Creo que fue el New York Times el que contó que Donald Trump bebía una docena de Coca-Colas Light al día. Quizás fuera lo único cierto que publicaron sobre él. Al parecer, las pedía apretando un botón rojo que tenía en el Despacho Oval, en el resolution desk presidencial. La gente se ponía nerviosa pensando que era el botón nuclear, pero al rato aparecía un mayordomo con una Light.
Es curioso esto porque Trump tuiteó una vez: «Nunca he visto a nadie delgado bebiendo Coca Cola Light». En inglés se dice diet coke, refresco dietético, que quizás describe mejor el origen pretendidamente salutífero de estos productos: refrescos que surgieron a principios de los 80, los apolíneos 80, en plena preocupación por la línea.
Trump tuiteaba irónico sobre sí mismo, adicto a la comida basura, y el sinsentido de estar a dieta y seguir bebiendo Coca-Cola. Algo posible, en teoría, al sustituir el azúcar por un edulcorante no calórico, el aspartamo. Este endulzante sintético fue descubierto por error por un científico que buscaba un remedio contra la úlcera. La sustancia se le derramó sobre un dedo y al probarla comprobó que sabía dulce.

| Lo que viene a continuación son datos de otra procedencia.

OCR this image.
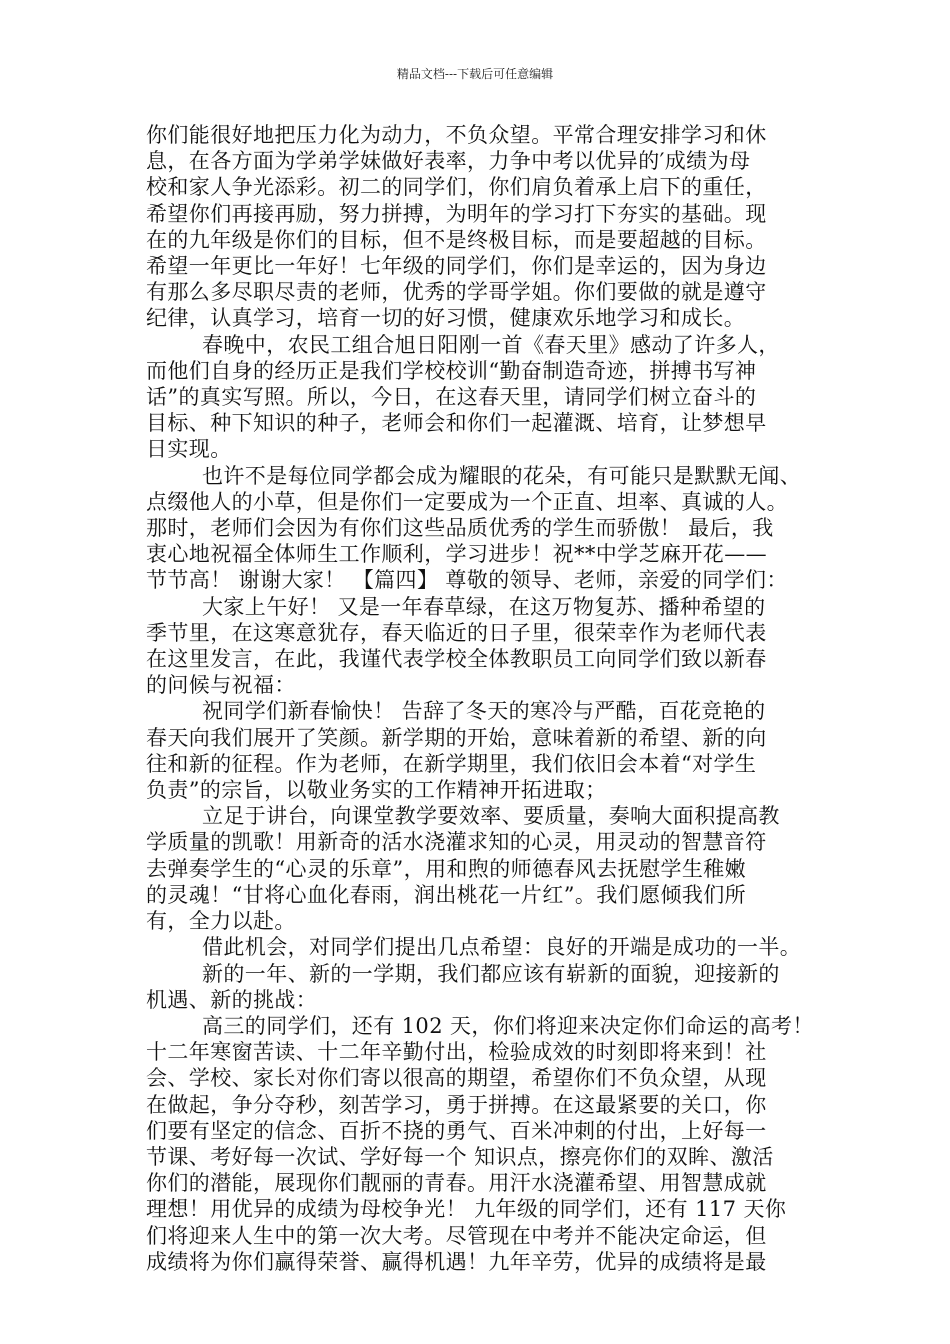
精品文档---下载后可任意编辑
你们能很好地把压力化为动力，不负众望。平常合理安排学习和休
息，在各方面为学弟学妹做好表率，力争中考以优异的′成绩为母
校和家人争光添彩。初二的同学们，你们肩负着承上启下的重任，
希望你们再接再励，努力拼搏，为明年的学习打下夯实的基础。现
在的九年级是你们的目标，但不是终极目标，而是要超越的目标。
希望一年更比一年好！七年级的同学们，你们是幸运的，因为身边
有那么多尽职尽责的老师，优秀的学哥学姐。你们要做的就是遵守
纪律，认真学习，培育一切的好习惯，健康欢乐地学习和成长。
春晚中，农民工组合旭日阳刚一首《春天里》感动了许多人，
而他们自身的经历正是我们学校校训“勤奋制造奇迹，拼搏书写神
话”的真实写照。所以，今日，在这春天里，请同学们树立奋斗的
目标、种下知识的种子，老师会和你们一起灌溉、培育，让梦想早
日实现。
也许不是每位同学都会成为耀眼的花朵，有可能只是默默无闻、
点缀他人的小草，但是你们一定要成为一个正直、坦率、真诚的人。
那时，老师们会因为有你们这些品质优秀的学生而骄傲！ 最后，我
衷心地祝福全体师生工作顺利，学习进步！祝**中学芝麻开花——
节节高！ 谢谢大家！ 【篇四】 尊敬的领导、老师，亲爱的同学们：
大家上午好！ 又是一年春草绿，在这万物复苏、播种希望的
季节里，在这寒意犹存，春天临近的日子里，很荣幸作为老师代表
在这里发言，在此，我谨代表学校全体教职员工向同学们致以新春
的问候与祝福：
祝同学们新春愉快！ 告辞了冬天的寒冷与严酷，百花竞艳的
春天向我们展开了笑颜。新学期的开始，意味着新的希望、新的向
往和新的征程。作为老师，在新学期里，我们依旧会本着“对学生
负责”的宗旨，以敬业务实的工作精神开拓进取；
立足于讲台，向课堂教学要效率、要质量，奏响大面积提高教
学质量的凯歌！用新奇的活水浇灌求知的心灵，用灵动的智慧音符
去弹奏学生的“心灵的乐章”，用和煦的师德春风去抚慰学生稚嫩
的灵魂！“甘将心血化春雨，润出桃花一片红”。我们愿倾我们所
有，全力以赴。
借此机会，对同学们提出几点希望：良好的开端是成功的一半。
新的一年、新的一学期，我们都应该有崭新的面貌，迎接新的
机遇、新的挑战：
高三的同学们，还有 102 天，你们将迎来决定你们命运的高考！
十二年寒窗苦读、十二年辛勤付出，检验成效的时刻即将来到！社
会、学校、家长对你们寄以很高的期望，希望你们不负众望，从现
在做起，争分夺秒，刻苦学习，勇于拼搏。在这最紧要的关口，你
们要有坚定的信念、百折不挠的勇气、百米冲刺的付出，上好每一
节课、考好每一次试、学好每一个 知识点，擦亮你们的双眸、激活
你们的潜能，展现你们靓丽的青春。用汗水浇灌希望、用智慧成就
理想！用优异的成绩为母校争光！ 九年级的同学们，还有 117 天你
们将迎来人生中的第一次大考。尽管现在中考并不能决定命运，但
成绩将为你们赢得荣誉、赢得机遇！九年辛劳，优异的成绩将是最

Un poco más que dulce: doscientas veces más dulce que el azúcar.
La empresa que lo creó fue Searle y en ella era director ejecutivo Donald Rumsfeld, un intermedio en la empresa privada tras haber sido el jovencísimo secretario de Defensa con Gerald Ford y antes de colaborar con Reagan en su equipo de transición. Una de las primeras decisiones de esa administración (1981) fue nombrar al director comisionado de la FDA, la agencia reguladora de la salud alimentaria y los medicamentos que había prohibido el aspartamo previamente en base a informes que lo relacionaban con el tumor cerebral. El nuevo director nombró otra comisión que acabó aprobando definitivamente el uso alimentario del aspartamo.
Searle sería comprada poco después por Monsanto, por cantidades millonarias, y Rumsfeld, enriquecido, volvería a la política para ser secretario de Defensa con George Bush, responsable, por tanto, de la invasión de Irak con el argumento de las armas de destrucción masiva, según un sistema de evidencias que el propio Rumsfeld describió en frase para la historia: «Hay cosas que sabemos que sabemos, cosas que sabemos que no sabemos y cosas que no sabemos que no sabemos».
Estos días se avanza que la OMS va a considerar cancerígeno el aspartamo, lo que puede ser un cataclismo para los paraísos de la dulzura artificial. En el aspartamo hay una historia de la derecha americana del último medio siglo, desde su muy liberal aprobación reaganiana previa al boom hedonista y consumista de los años 80, hasta la aceptación gordinflona, resignada y populista de Trump y, entre los dos, Donald Rumsfeld, que junto a Dick Cheney o Karl Rove, otros halcones neocon, fue, en palabras de Sheldon Wolin, uno de esos «operadores políticos avezados» con experiencia a la vez en el gobierno y en el funcionamiento interno del mundo corporativo. «Su habilidad radicó en el manejo del sistema dual de Estado y corporación». Su efecto en el mundo y nuestros cuerpos resulta difícil de ignorar.